Our writer had no idea how hard it would be to take up the piano again at 42. Now her grade 5 is looming and she’s terrified of failing

It's pathetic. At the age of 42 I'm in a state about F minor. Starts off at F, all well and good, G, fine, then A and B flat, two black keys together, so very easy, but then you have a nightmarish combination of C natural, plus D and E flat, and then an unnaturally large leap until F.

In solitude, and after about five attempts, I can manage F minor. But in an examination hall, with an exam-iner? In contrary motion? I can hear it now. "Scale in contrary motion, Miss Millard, hands together, beginning and ending on the keynote of F minor." My stomach turns to ice just imagining it.

You see, one of the issues about taking up the piano (or any instrument) as an adult is that the whole task is made far more difficult thanks to your imagination. First, there is the illusion that you are actually a bit more able than you probably are. Start the piano again, aged 39? No problem. Few scales, bit of Bach, bit of Chopin. No problem. Plus, it's meant to be good for your brain cells.

I played the piano for about four years when I was in my teens, then again for the same duration in my late twenties, before I had children. Now the time had come to return to the piano stool. "You'll find the time," people say, and you believe them.

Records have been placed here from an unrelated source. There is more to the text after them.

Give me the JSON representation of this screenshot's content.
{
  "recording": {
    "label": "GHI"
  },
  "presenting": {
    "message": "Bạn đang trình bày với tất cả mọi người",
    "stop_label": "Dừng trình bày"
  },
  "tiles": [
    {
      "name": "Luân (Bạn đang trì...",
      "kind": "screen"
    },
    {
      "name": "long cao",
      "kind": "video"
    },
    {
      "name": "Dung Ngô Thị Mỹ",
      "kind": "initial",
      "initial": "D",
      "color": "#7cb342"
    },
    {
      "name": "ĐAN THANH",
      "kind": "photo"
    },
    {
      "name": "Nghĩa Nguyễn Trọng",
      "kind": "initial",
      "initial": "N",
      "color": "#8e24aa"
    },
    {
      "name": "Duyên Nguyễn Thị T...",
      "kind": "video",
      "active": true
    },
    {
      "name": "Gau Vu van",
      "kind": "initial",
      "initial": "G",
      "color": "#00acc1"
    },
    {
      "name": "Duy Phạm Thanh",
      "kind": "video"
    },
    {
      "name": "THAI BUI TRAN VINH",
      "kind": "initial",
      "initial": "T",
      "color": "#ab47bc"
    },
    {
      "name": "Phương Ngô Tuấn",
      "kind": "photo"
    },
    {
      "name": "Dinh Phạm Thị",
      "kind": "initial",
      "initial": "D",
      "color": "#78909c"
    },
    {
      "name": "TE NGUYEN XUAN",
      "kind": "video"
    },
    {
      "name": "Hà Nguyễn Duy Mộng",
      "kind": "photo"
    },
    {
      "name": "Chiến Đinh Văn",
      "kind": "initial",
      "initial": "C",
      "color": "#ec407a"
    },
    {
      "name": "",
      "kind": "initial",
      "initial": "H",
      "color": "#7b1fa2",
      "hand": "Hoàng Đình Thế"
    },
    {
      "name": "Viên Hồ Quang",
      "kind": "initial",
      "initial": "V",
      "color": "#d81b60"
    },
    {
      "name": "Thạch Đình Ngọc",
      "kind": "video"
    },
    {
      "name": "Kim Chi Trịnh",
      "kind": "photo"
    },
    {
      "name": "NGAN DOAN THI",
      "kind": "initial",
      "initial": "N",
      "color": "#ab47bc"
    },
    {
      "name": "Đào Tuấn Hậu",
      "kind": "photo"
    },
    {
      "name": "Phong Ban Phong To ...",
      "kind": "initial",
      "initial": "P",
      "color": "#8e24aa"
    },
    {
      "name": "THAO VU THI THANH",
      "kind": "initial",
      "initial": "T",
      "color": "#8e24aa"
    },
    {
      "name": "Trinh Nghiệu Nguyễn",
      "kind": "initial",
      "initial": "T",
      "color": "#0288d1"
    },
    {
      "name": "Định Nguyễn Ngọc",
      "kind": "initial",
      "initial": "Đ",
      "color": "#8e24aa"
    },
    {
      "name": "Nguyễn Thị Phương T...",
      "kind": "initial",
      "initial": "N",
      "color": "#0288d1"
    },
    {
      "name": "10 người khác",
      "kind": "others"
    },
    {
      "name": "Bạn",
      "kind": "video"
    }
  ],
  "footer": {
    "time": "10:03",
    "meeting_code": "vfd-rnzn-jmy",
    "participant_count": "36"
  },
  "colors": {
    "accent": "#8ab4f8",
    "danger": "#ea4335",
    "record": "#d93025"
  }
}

Then, because you like to think of yourself as an achiever, you imagine that you would quite like to accomplish some evidence of your new talent. So you say to your piano teacher: "Go on then, if I were to take a grade, what grade would it be?" And he, probably not thinking it through, perhaps wanting to flatter you a little, says: "Oh, about grade 5." Even though in reality you are only about grade 2.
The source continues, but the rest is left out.